Когда в городе праздник

Праздники… Праздники индусские и мусульманские, праздники христианские и сикхские, праздники общеиндийские и южноиндийские, праздники тамильские и только мадрасские, храмовые праздники и праздники в честь местного божества. Они обрушиваются на город каскадом огней и иллюминации, ревом труб и стуком барабанов, всплесками фейерверков и взрывами хлопушек, красочными процессиями и звоном колоколов, буйством танцев и исступлением молитв.

В августе город отмечает праздник в честь бога мудрости Ганеши. Бог с головой слона и маленькими улыбающимися глазами не только мудр, но и устраняет всяческие препятствия с вашего пути. Поэтому так многолюдно ясным августовским днем в храме Ганеши на приморской улице. Толпы празднично одетых людей текут по улице. Вокруг храма плотным кольцом сидят продавцы цветов. Тут же на земле расставлены глиняные статуэтки почитаемого бога. Глина сырая, и, когда берешь фигурку в руки, она легко поддается под пальцами. В толпе во всех направлениях плывут цветные гирлянды бумажных зонтиков. Это зонтики для Ганеши. Если покупаешь глиняного Ганешу, надо обязательно приобрести зонтик. Зонтик втыкают в глиняную спину бога, предохраняя его от солнца. Почти каждый несет Ганешу с цветным бумажным зонтиком.

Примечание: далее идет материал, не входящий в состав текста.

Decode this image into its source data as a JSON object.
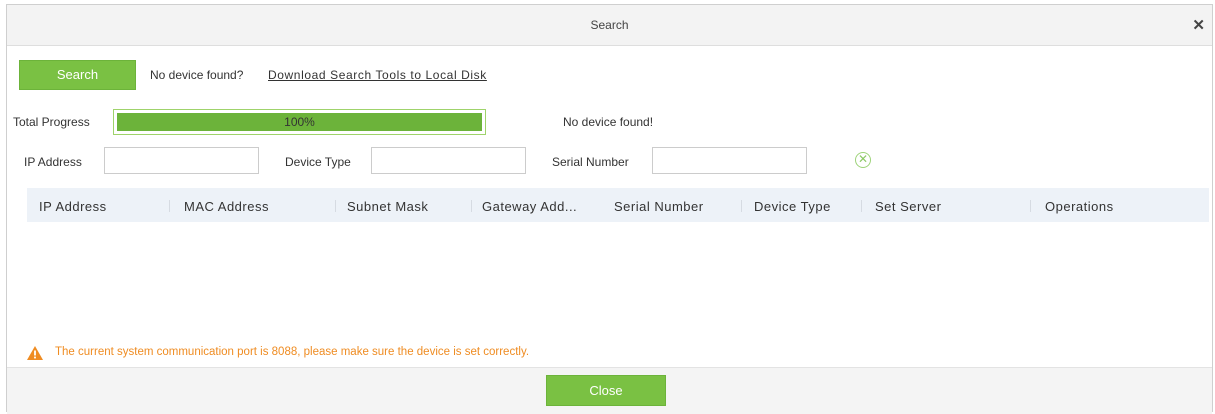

В святилище храма стоит большой каменный бог. Его хобот мирно покоится на скрещенных ногах, а улыбчивые глаза мудро смотрят на людей, бьющих у его ног кокосовые орехи. Орехи раскалывают, и кокосовое молоко обильно заливает темные плиты. Шлепая по лужам босыми ногами, люди устремляются туда, где стоят изображения девяти планет. Надо обойти планеты девять раз, и ваше задуманное желание сбудется! Мудрый Ганеша, задобренный кокосовыми орехами, позаботится об этом. Желаний у мадрасцев очень много, и поэтому весь день не иссякает очередь около девяти планет. А бог со слоновьей головой насмешливо щурит маленькие глазки, ибо только он один знает, чьи желания сбудутся, а чьи нет. Вот, осторожно переступая лужи, пробирается к планетам ростовщик с соседней улицы. Толстый, как и у бога, живот нависает над дхоти. Ганеша устранит все препятствия на его пути, потому что ростовщик разбил перед богом десять орехов. Тонконогий рикша, оставивший свою коляску перед входом в храм, пожертвовал только один орех. Каменный бог не знает, что рикша потратил на этот орех половину своего дневного заработка. Желания рикши исполняются очень редко. Но он не теряет надежды и каждый год терпеливо ждет своей очереди у девяти планет, где бог насмешливо щурит каменные глаза.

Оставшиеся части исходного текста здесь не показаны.